Tiefpunkt der Saison

Und so ging das Spiel gegen Schalke als Tiefpunkt einer Saison ein, die schon jetzt als halb missraten gelten kann. Nach dem 3-4 gegen Schalke gab es Pfiffe gegen das Team, viele Fans forderten den Rauswurf von Trainer Carlo Ancelotti. Nur das Hinspiel, das mit 2-0 gewonnen wurde, rettete Real den Einzug ins Viertelfinale der Champions League. Nicht auszudenken, wenn Schalke auch nur eine Tick besser gewesen wäre. Oder schon im Hinspiel gewusst hätte, dass Real derzeit nicht nur verwundbar ist, sondern schlicht und ergreifen einfach nur noch grottenschlecht.

Ancelotti ratlos

So aber kam Real noch einmal mit einem blauen Auge davon. Ancelotti erklärte ratlos: “Wenn wir weiter so schlecht spielen, werden wir in dieser Saison nicht weit kommen. Die Pfiffe können vielleicht dazu dienen, uns aufzuwecken. Ich weiß auch nicht, was mit den Spielern los ist. Wir haben heute die gleiche Mannschaft gesehen, die Ende 2014 22 Spiele in Serie gewonnen hat. Im Moment sind wir aber nicht in Form, das konnte sich so niemand vorstellen. Es tut mir sehr leid, dass wir heute so schlecht gespielt haben, das tut unserem Image nicht gut. Die Pfiffe sind absolut verdient. Ich habe aber weiter volles Vertrauen in meine Spieler. Wir wissen alle, wie schlecht wir heute waren, ich habe kein Problem, das auch zuzugeben. Niemandem von uns gefällt es, so ein Spiel wie heute abzuliefern. Klar, dass ich darüber mit den Spielern gesprochen habe. Man muss jetzt klar sagen, dass wir schlecht spielen. Es ist einfach nur extrem unverständlich, nachdem wir in der Vorrunde so überragend waren. Wir müssen uns noch mehr anstrengen, um den Hebel wieder umzulegen.”

Rauswurf, jetzt!

Dass sei Job in Gefahr geraten könnte, hält Ancelotti für unwahrscheinlich. Auch wenn es schon Stimmen in der Madrider Presse gibt, die seinen Abgang für unvermeidlich halten.

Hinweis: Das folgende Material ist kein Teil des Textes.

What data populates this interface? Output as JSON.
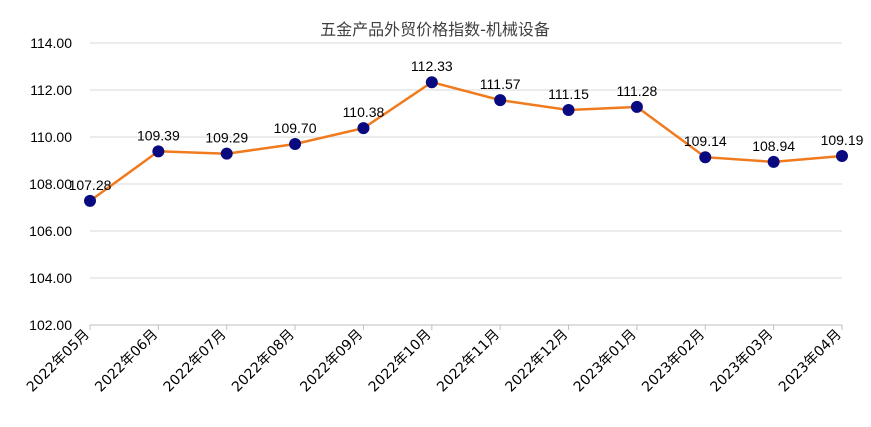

Am liebsten jetzt schon. In einem Kommentar der Zeitung “Marca” ist am Mittwoch zu lesen: “Wenn Ancelotti daran fest hält, dass der BBC-Sturm unverhandelbar ist, ist auch sein Rauswurf unverhandelbar. Er muss gehen. Jetzt.” Ancelotti dazu: “Ich werde weier meine Arbeit machen. Und ich werde versuchen, sie besser zu machen als zuletzt. Es ist meine Aufgabe, ein Team auf den Platz zu schicken, das sich besser dranstellt als das Team heute abend. Das ist meine Verantwortung.”

Auch die Tatsache, dass Luka Modric wieder im Team stand, wenigstens für eine halbe Stunde, half dabe nicht. Und Modric erklärte kleinlaut: “Ein Spieler allein kann die Dynamik eines Teams auch nicht ändern.” Das ist wohl wahr. Nicht einmal Cristiano Ronaldo konnte das am Dienstag gegen Schalke bewirken. Trotz zweier Tore, die CR7 mit jetzt ingesamt 75 Toren in der Champions League auf eine Höhe mit Leo Messi bringen.